Le but d’une culture c’est quoi ? Et bien c’est tout simplement de disposer de suffisamment
de cellules pour pouvoir produire des molécules organiques ou pour l’expérimentation, à
travers diverses expériences qui seront d’ailleurs détaillées au cours de la TP.
Les cellules en culture peuvent être de type :
Epithéliale : cellules adhérentes apparaissent plates et de forme polygonale
Lymphoblaste : cellules en suspension de forme sphérique
Fibroblaste : cellules adhérentes de forme allongée et bipolaire
1. Les types de culture cellulaire
La culture primaire : C’est une culture initiée à partir de cellules, de tissus ou d'organes
prélevés directement sur un organisme. La multiplication des cellules s'arrête quand
un élément du milieu nutritif est épuisé. Quand elles sont cultivées sur support, leur
croissance s'arrête par inhibition de contact. (C.à.d. quand elles forment un tapis
confluent de monocouche cellulaire.)
La culture secondaire : quand les cellules de la culture primaire arrivent à l’état de
confluence elles doivent être réensemencées à une densité plus faible dans un
nouveau flacon avec un milieu de culture frais, cette opération est appelée : repiquage
ou passage.
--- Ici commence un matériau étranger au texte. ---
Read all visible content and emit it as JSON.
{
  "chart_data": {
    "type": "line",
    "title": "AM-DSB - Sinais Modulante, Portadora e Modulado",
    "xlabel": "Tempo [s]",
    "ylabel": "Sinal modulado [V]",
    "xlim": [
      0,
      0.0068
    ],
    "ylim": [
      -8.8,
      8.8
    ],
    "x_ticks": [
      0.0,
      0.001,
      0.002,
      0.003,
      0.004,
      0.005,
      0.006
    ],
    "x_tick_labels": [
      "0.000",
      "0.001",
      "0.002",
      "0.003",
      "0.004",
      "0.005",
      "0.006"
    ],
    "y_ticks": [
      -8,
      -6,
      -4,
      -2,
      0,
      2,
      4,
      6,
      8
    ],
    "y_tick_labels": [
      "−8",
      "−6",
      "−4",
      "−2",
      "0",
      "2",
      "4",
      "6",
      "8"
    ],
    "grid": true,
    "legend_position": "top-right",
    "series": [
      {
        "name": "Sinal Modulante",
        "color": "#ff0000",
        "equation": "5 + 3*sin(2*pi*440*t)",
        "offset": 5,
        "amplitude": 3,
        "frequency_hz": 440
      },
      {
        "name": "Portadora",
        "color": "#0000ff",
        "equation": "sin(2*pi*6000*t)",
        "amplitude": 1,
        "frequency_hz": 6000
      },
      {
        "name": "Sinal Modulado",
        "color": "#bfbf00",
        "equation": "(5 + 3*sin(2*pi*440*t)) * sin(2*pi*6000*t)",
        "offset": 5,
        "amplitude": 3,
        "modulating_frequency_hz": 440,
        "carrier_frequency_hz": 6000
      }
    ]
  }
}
Les nouvelles cultures obtenues sont donc des cultures secondaires dont
les cellules conservent les caractéristiques du tissu d'origine mais leur nombre de
divisions est limité comme dans l’organisme.
Les lignées cellulaires : les cellules qui ont subi des modifications génétiques qui
permettent leur croissance indéfinie. Elles proviennent de tumeurs spontanées ou de
cellules transformés par immortalisation.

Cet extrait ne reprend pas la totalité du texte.